HPCE / hpce-2016-cw5

0 stars 2 forks source link

GPU Local size design #27

Closed DominicCYK closed 7 years ago

DominicCYK commented 7 years ago

I am trying to leverage the local memory to obtain a better memory access in the kernel. However, i am wondering is there designing constraint on the selection of local size because some values of local size will cause enqueueNDRange error. Can someone please provide some rule of thumb of local size design??? Thanks

m8pple commented 7 years ago

Generally speaking the local memory size is of the order of 128 KB, though it can vary a fair bit between vendors, platforms, and chip families. For example, the software and OpenCL providers can have larger local RAMs, as they are effectively just in main RAM anyway.

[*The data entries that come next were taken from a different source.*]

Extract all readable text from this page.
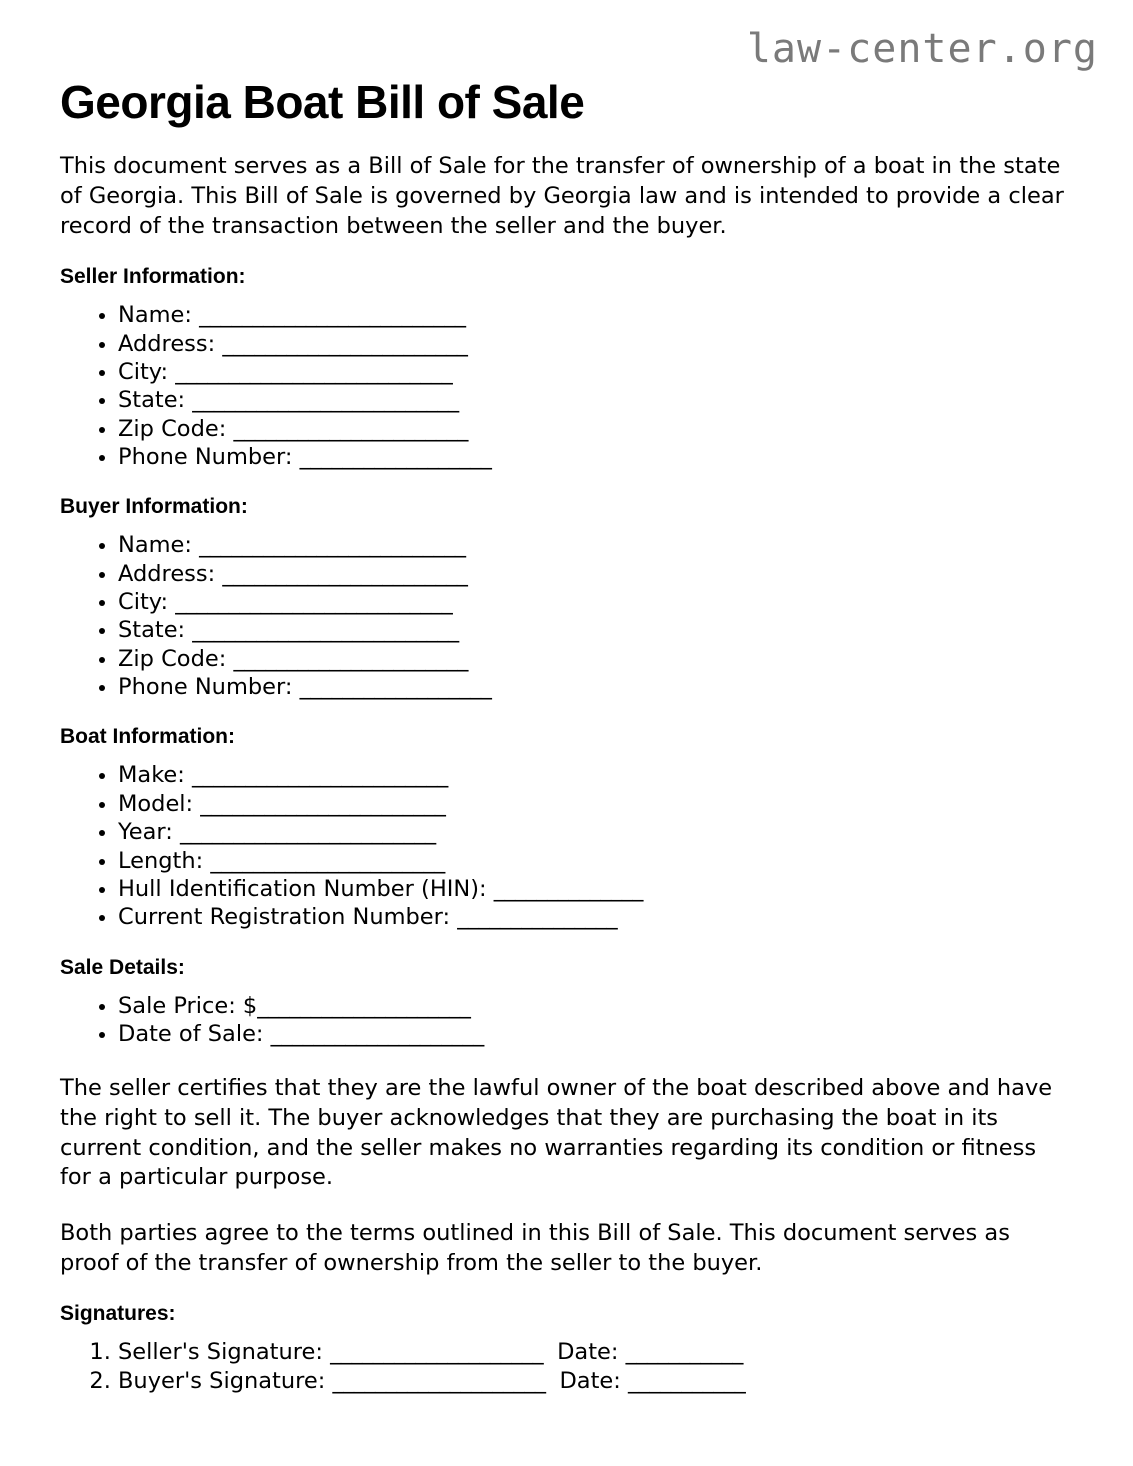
law-center.org
Georgia Boat Bill of Sale

This document serves as a Bill of Sale for the transfer of ownership of a boat in the state of Georgia. This Bill of Sale is governed by Georgia law and is intended to provide a clear record of the transaction between the seller and the buyer.

Seller Information:
• Name: _________________________
• Address: _______________________
• City: __________________________
• State: _________________________
• Zip Code: ______________________
• Phone Number: __________________
Buyer Information:
• Name: _________________________
• Address: _______________________
• City: __________________________
• State: _________________________
• Zip Code: ______________________
• Phone Number: __________________
Boat Information:
• Make: ________________________
• Model: _______________________
• Year: ________________________
• Length: ______________________
• Hull Identification Number (HIN): ______________
• Current Registration Number: _______________
Sale Details:
• Sale Price: $____________________
• Date of Sale: ____________________

The seller certifies that they are the lawful owner of the boat described above and have the right to sell it. The buyer acknowledges that they are purchasing the boat in its current condition, and the seller makes no warranties regarding its condition or fitness for a particular purpose.

Both parties agree to the terms outlined in this Bill of Sale. This document serves as proof of the transfer of ownership from the seller to the buyer.

Signatures:
1. Seller's Signature: ____________________ Date: ___________
2. Buyer's Signature: ____________________ Date: ___________
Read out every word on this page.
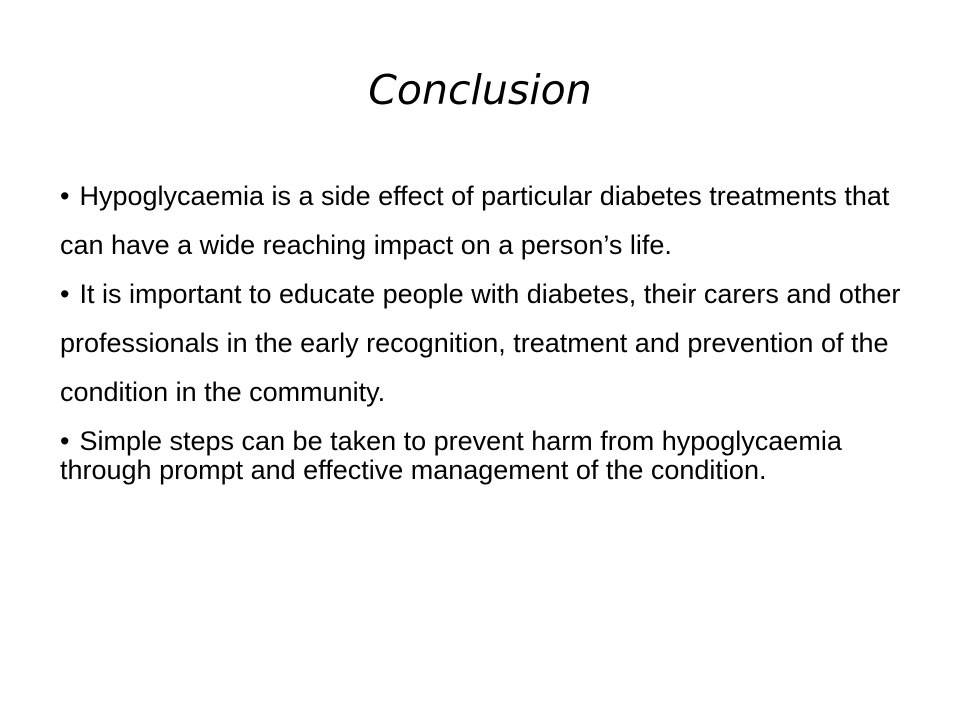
Conclusion

• Hypoglycaemia is a side effect of particular diabetes treatments that can have a wide reaching impact on a person’s life.

• It is important to educate people with diabetes, their carers and other professionals in the early recognition, treatment and prevention of the condition in the community.

• Simple steps can be taken to prevent harm from hypoglycaemia through prompt and effective management of the condition.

The limits for any platform can be queried by looking at the device configuration: https://www.khronos.org/registry/cl/sdk/1.2/docs/man/xhtml/clGetDeviceInfo.html and querying CL_DEVICE_LOCAL_MEM_SIZE. Of note is that the absolute minimum that all platforms must support is 32KB.

You could hack the test_opencl program from CW3 to read that value and print it out.

You have the advantage in this coursework of knowing exactly which platform you are using, so you could work out how much local memory there is on a K520, then optimise directly for that.